Freie Wohlfahrtspflege warnt:
Finanzieller Druck auf Einrichtungen und Dienste gefährdet weiterhin soziale Infrastruktur und gesellschaftlichen Zusammenhalt
Berlin, den 25.02.2026 – Eine aktuelle Umfrage unter Einrichtungen und Diensten der Freien
Wohlfahrtspflege zeigt eine weitere Verschärfung der finanziellen Situation im sozialen Sektor. Die Ergebnisse verdeutlichen, dass der anhaltende Ressourcenmangel nicht nur konkrete Hilfsangebote, sondern auch Möglichkeiten des freiwilligen Engagements bedroht.
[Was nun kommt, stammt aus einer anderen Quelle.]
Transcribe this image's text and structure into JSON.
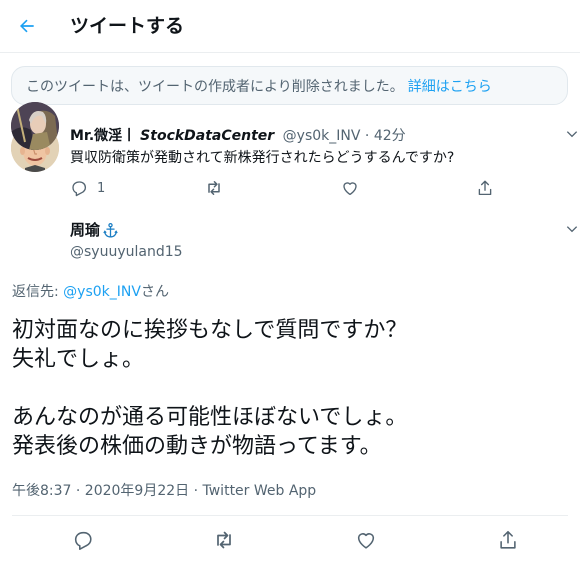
{
  "header": {
    "title": "ツイートする"
  },
  "deleted_notice": {
    "text": "このツイートは、ツイートの作成者により削除されました。",
    "link": "詳細はこちら"
  },
  "parent_tweet": {
    "display_name": "Mr.微淫丨",
    "display_name_italic": "StockDataCenter",
    "handle": "@ys0k_INV",
    "separator": "·",
    "time": "42分",
    "text": "買収防衛策が発動されて新株発行されたらどうするんですか?",
    "reply_count": "1"
  },
  "main_tweet": {
    "display_name": "周瑜",
    "badge_icon": "anchor-icon",
    "handle": "@syuuyuland15",
    "reply_prefix": "返信先: ",
    "reply_handle": "@ys0k_INV",
    "reply_suffix": "さん",
    "lines": [
      "初対面なのに挨拶もなしで質問ですか？",
      "失礼でしょ。",
      "",
      "あんなのが通る可能性ほぼないでしょ。",
      "発表後の株価の動きが物語ってます。"
    ],
    "timestamp": "午後8:37 · 2020年9月22日 · ",
    "source": "Twitter Web App"
  },
  "colors": {
    "accent": "#1da1f2",
    "muted": "#536471",
    "text": "#0f1419"
  }
}
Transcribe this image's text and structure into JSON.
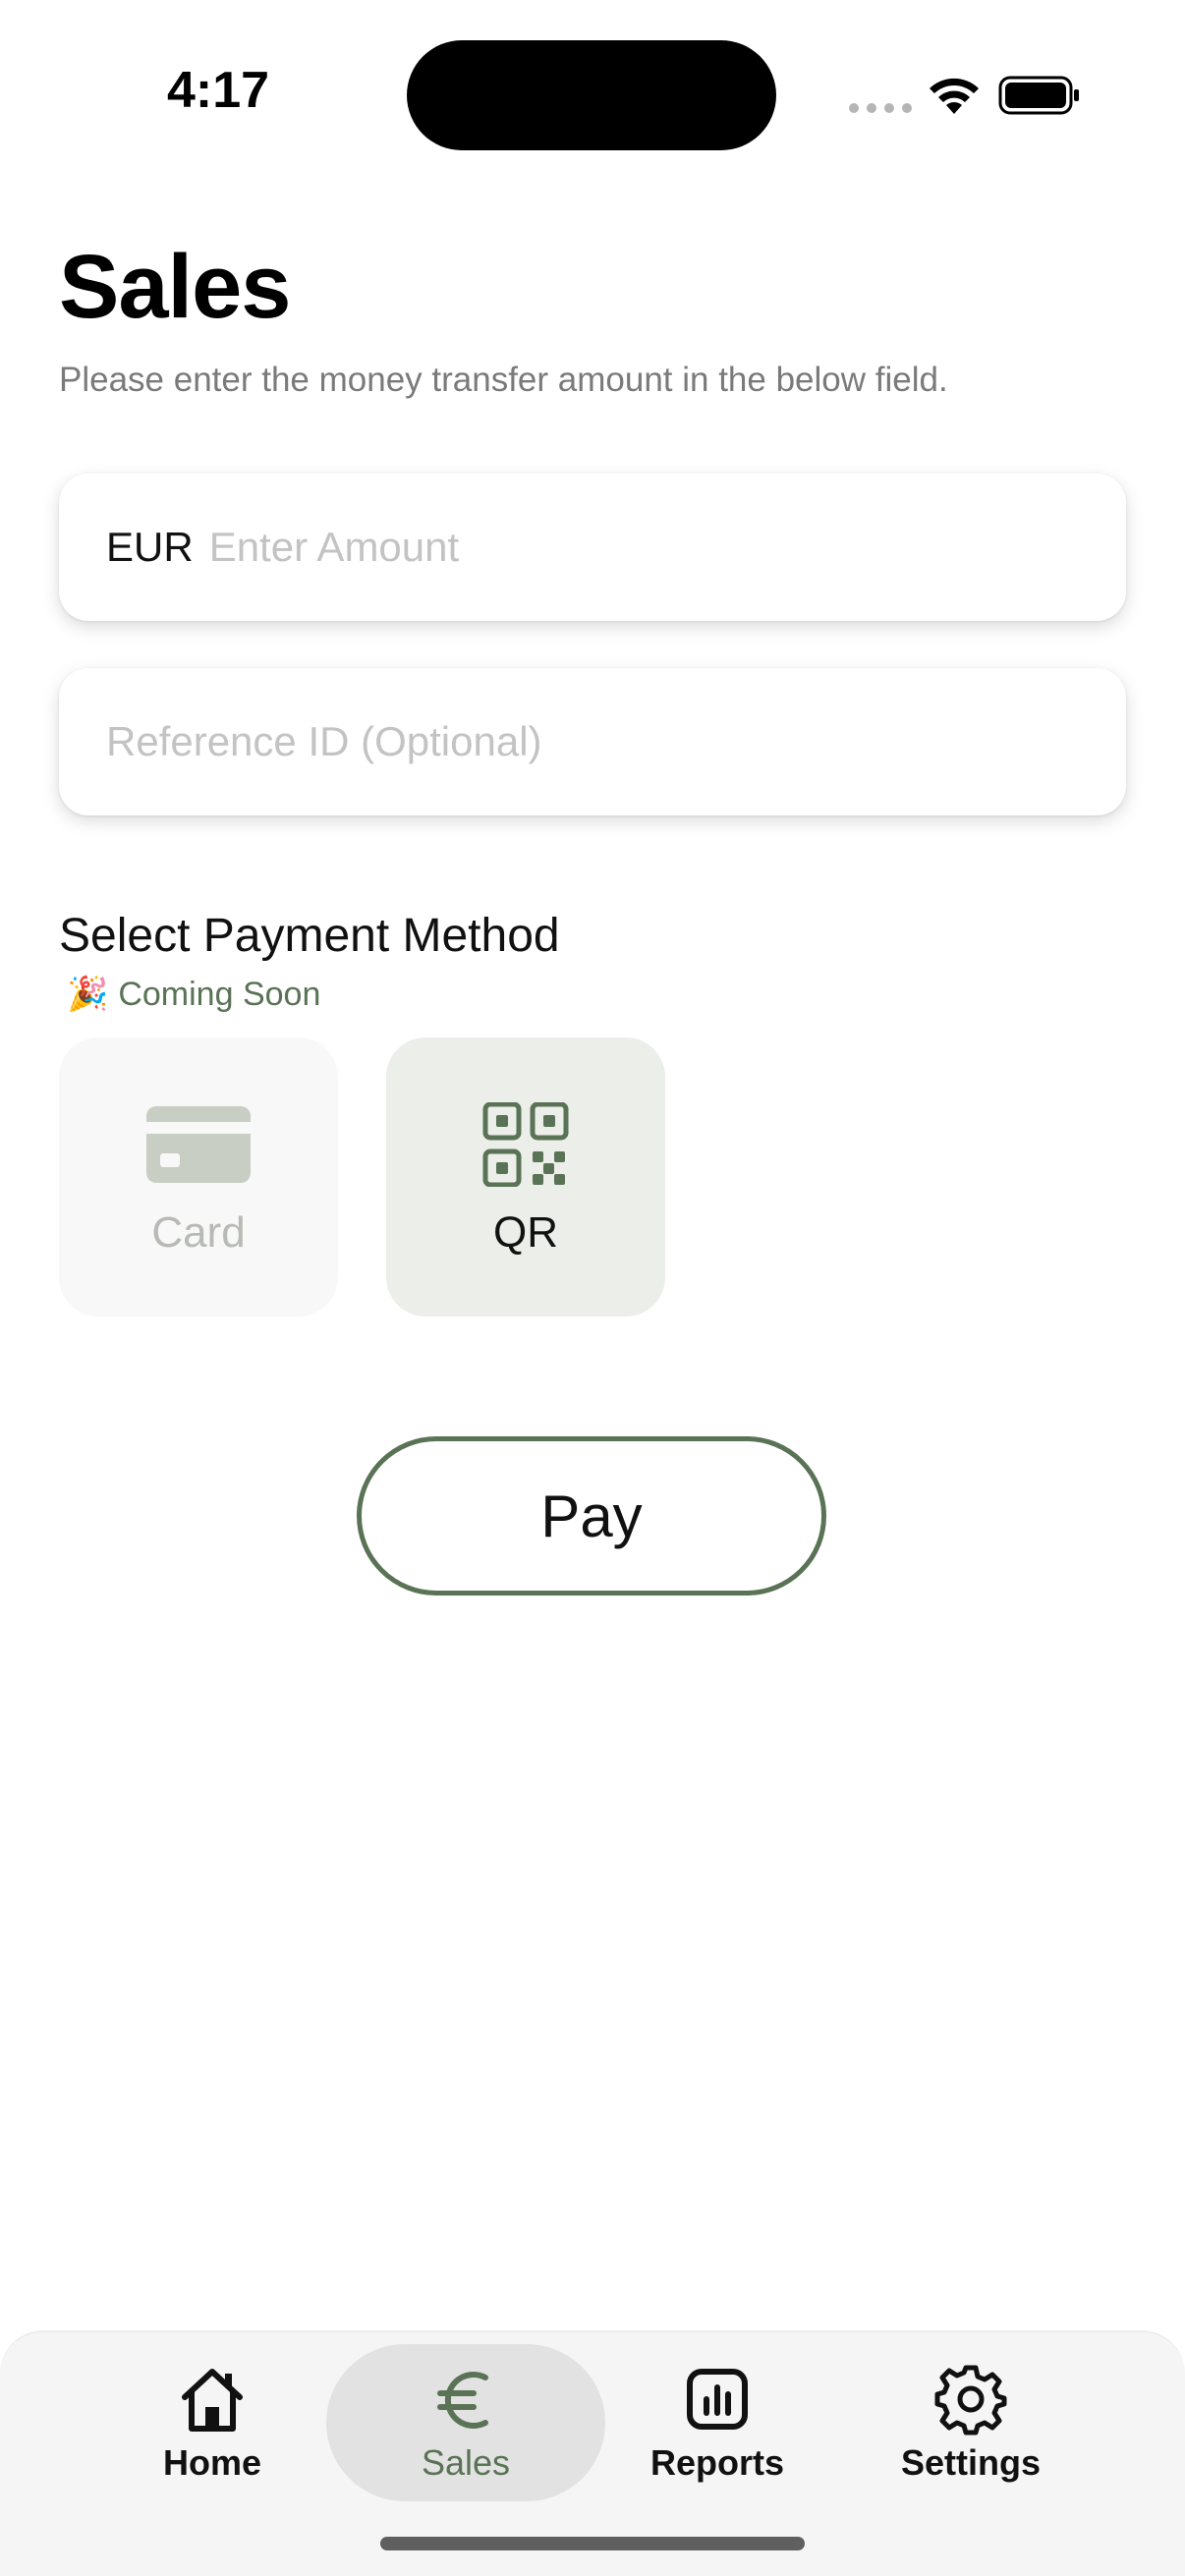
{
  "status_bar": {
    "time": "4:17"
  },
  "header": {
    "title": "Sales",
    "subtitle": "Please enter the money transfer amount in the below field."
  },
  "amount_field": {
    "currency": "EUR",
    "placeholder": "Enter Amount",
    "value": ""
  },
  "reference_field": {
    "placeholder": "Reference ID (Optional)",
    "value": ""
  },
  "payment": {
    "section_title": "Select Payment Method",
    "coming_soon_emoji": "🎉",
    "coming_soon_label": "Coming Soon",
    "methods": [
      {
        "label": "Card",
        "icon": "credit-card-icon",
        "enabled": false
      },
      {
        "label": "QR",
        "icon": "qr-code-icon",
        "enabled": true
      }
    ]
  },
  "pay_button": {
    "label": "Pay"
  },
  "tab_bar": {
    "items": [
      {
        "label": "Home",
        "icon": "home-icon",
        "active": false
      },
      {
        "label": "Sales",
        "icon": "euro-icon",
        "active": true
      },
      {
        "label": "Reports",
        "icon": "bar-chart-icon",
        "active": false
      },
      {
        "label": "Settings",
        "icon": "gear-icon",
        "active": false
      }
    ]
  },
  "colors": {
    "accent": "#5a7356",
    "disabled": "#c9cec5",
    "placeholder": "#c3c3c3"
  }
}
Vor dem Hintergrund der aktuellen Debatte um die Reform des Sozialstaates in Deutschland und der Haushaltsverhandlungen für die kommenden Jahre warnen die Spitzenverbände der Freien Wohlfahrtspflege (AWO Bundesverband, Deutscher Caritasverband, Paritätischer Gesamtverband, Deutsches Rotes Kreuz, Diakonie Deutschland und Zentralwohlfahrtsstelle der Juden in Deutschland), dass ohne stabile soziale Infrastruktur weder gesellschaftliche Teilhabe noch sozialer Zusammenhalt dauerhaft gewährleistet werden können.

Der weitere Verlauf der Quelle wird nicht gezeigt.